The reader is advised to read all the lessons (tutorials) in this full course, in the order presented.

The rows of a matrix can be used to represent the horizontal lines of Cartesian Coordinates (Graph). The columns of a matrix can be used to represent the vertical lines of the Cartesian Coordinates. Since a matrix is represented in a program by a two-dimensional array, this means that the rows of a 2D array can be used to represent the horizontal lines of the Cartesian Coordinates; and the columns of a 2D array can be used to represent the vertical lines of the Cartesian Coordinates.

In the program below, there are no negative x-lines and no negative y-lines. Also y-lines become more positive downwards (and not upwards).

Rows represent y-lines while columns represent x-lines.

The rest of this tutorial answers the question, beginning with some explanation.

Note:

There are two rectangles concerned. So there are two sets of values for {x, y, width, height}.
Do not forget that (x,y) are the coordinates for the left-top corners of either rectangle.

To solve the problem, use the logical principle of contradiction. In this case, the principle is: Two rectangles do not intersect if one is completely to the left or completely to the right, or completely to the top, or completely to the bottom of the other. If none of these four conditions are true, then they must intersect.

Completely to the left, does not only mean that the two rectangles are at the same horizontal level. The left one may be higher up or lower down, but still to the left.
Completely to the right, does not only mean that the two rectangles are at the same horizontal level. The right one may be higher up or lower down, but still to the right.
Completely to the top, does not only mean that the two rectangles are in the same column space. The top one may be leftwards or rightwards, but still high up.
Completely to the bottom, does not only mean that the two rectangles are in the same column space. The bottom one may be leftwards or rightwards, but still low down.

The Conditions

Let rect1 and rect2 be the two rectangles.
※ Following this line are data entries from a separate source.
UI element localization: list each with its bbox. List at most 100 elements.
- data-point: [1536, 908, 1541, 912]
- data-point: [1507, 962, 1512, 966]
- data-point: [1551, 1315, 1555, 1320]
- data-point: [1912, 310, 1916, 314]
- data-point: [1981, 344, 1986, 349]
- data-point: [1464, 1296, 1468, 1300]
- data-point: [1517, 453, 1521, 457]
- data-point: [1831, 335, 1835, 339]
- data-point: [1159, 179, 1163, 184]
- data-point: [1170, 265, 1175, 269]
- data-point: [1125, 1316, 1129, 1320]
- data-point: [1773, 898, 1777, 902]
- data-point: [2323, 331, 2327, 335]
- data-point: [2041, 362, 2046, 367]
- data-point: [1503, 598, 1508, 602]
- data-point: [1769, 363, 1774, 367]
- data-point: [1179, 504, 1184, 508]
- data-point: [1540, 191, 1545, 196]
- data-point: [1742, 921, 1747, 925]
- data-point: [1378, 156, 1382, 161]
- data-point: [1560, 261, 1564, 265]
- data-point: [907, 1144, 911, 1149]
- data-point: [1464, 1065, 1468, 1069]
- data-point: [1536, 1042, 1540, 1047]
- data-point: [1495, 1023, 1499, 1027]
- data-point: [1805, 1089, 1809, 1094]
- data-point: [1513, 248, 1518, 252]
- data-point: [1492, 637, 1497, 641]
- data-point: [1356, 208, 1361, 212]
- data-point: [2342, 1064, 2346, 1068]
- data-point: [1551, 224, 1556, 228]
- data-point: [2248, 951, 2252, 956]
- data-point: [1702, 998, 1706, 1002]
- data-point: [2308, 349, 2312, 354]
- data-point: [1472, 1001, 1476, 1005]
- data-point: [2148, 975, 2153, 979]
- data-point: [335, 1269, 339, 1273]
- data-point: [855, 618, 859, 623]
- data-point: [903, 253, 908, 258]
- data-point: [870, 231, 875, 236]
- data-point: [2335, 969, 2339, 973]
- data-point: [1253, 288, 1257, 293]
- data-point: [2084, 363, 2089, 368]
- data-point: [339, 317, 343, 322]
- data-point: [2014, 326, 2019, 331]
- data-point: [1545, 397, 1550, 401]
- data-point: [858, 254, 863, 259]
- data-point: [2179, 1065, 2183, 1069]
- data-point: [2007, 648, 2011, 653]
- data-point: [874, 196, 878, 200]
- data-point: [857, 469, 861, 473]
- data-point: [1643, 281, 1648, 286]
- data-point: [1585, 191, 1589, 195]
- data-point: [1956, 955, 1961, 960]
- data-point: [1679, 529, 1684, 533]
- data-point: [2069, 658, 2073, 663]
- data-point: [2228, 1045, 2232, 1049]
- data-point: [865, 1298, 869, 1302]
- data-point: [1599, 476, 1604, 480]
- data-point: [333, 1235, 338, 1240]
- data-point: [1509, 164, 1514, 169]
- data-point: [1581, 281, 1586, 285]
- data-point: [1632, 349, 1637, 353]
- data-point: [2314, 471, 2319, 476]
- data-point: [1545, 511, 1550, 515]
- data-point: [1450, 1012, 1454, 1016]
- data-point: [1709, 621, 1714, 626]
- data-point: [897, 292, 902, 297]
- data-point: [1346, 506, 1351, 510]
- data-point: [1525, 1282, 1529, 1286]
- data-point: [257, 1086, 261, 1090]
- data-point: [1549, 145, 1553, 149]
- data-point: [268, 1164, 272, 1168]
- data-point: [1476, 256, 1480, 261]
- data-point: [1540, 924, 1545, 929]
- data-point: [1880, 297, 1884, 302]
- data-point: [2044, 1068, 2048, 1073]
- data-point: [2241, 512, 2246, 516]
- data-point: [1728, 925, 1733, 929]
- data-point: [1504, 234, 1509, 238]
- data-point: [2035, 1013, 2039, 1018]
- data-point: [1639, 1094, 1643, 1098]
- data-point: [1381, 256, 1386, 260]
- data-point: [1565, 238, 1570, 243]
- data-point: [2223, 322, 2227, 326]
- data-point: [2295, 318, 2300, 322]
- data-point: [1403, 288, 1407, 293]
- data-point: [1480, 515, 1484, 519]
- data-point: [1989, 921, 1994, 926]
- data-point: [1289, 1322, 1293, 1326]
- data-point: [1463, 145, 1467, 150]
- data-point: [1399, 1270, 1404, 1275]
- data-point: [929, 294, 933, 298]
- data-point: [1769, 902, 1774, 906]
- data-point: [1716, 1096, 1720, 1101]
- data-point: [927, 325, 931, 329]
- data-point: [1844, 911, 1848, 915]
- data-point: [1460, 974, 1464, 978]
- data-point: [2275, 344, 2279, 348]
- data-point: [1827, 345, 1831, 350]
Let rect2 be fixed (stationary) and rect1 can be to the left or right or top or bottom.

rect1 completely to the left

The condition for no intersection here, true, is:

    rect1.x + rect1.width < rect2.x

rect1 completely to the right

The condition for no intersection here, true, is:

    rect1.x > rect2.x + rect2.width

rect1 completely to the top

The condition for no intersection here, true, is:

    rect1.y + rect1.height < rect2.y    //y grows positively downwards

rect1 completely to the bottom

The condition for no intersection here, true, is:

    rect1.y > rect2.y + rect2.height    //y grows positively downwards

Do not forget that y values on the screen as row lines, become more positive from top to bottom.

The above four conditions are combined with OR operators and just NOTted (complemented) and put in the return statement of the called function, as the principal solution; see below.

The Program

The combined conditions in the return statement is NOTted (complemented), for the contradiction principle. The program is (read through the code and comments):

#include <stdio.h>
#include <stdbool.h>    //for true and false

typedef struct {
    int x, y, width, height;
} Rectangle;

bool checkIntersection(Rectangle rect1, Rectangle rect2) {

    return !(rect1.x + rect1.width < rect2.x   ||    // condition 1
             rect1.x > rect2.x + rect2.width   ||    // condition 2
             rect1.y + rect1.height < rect2.y  ||    // condition 3
             rect1.y > rect2.y + rect2.height);     // condition 3
}

int main() {
    // Example 1: Intersecting Rectangles
    Rectangle r1 = {0, 0, 10, 10}; // top-left(0,0), width 10, height 10
    Rectangle r2 = {5, 5, 10, 10}; // top-left(5,5), width 10, height 10, Overlaps at (5,5) to (10,10)
    
    printf("Example 1 (Intersection): %s\n", checkIntersection(r1, r2) ? "Yes" : "No");

    // Example 2: Non-Intersecting Rectangles
    Rectangle r3 = {0, 0, 5, 5};
    Rectangle r4 = {10, 10, 5, 5}; // far to the bottom-right
    
    printf("Example 2 (Non-intersection): %s\n", checkIntersection(r3, r4) ? "Yes" : "No");

    return 0;
}

The output is:

    Example 1 (Intersection): Yes
    Example 2 (Non-intersection): No

Edge Cases Comments?

There are two edge cases, thus:

a) If both rectangles share a common border from outside, is that intersection?
b) If one of the rectangles is completely included inside the other one, is that intersection?

Solution a) The choice made by the author to question a) is No. That is handled by using ">" instead of ">=" or "<" instead of "<=" .
Solution b) The choice made by the author to question b) is Yes. The logic of the algorithm automatically handles that.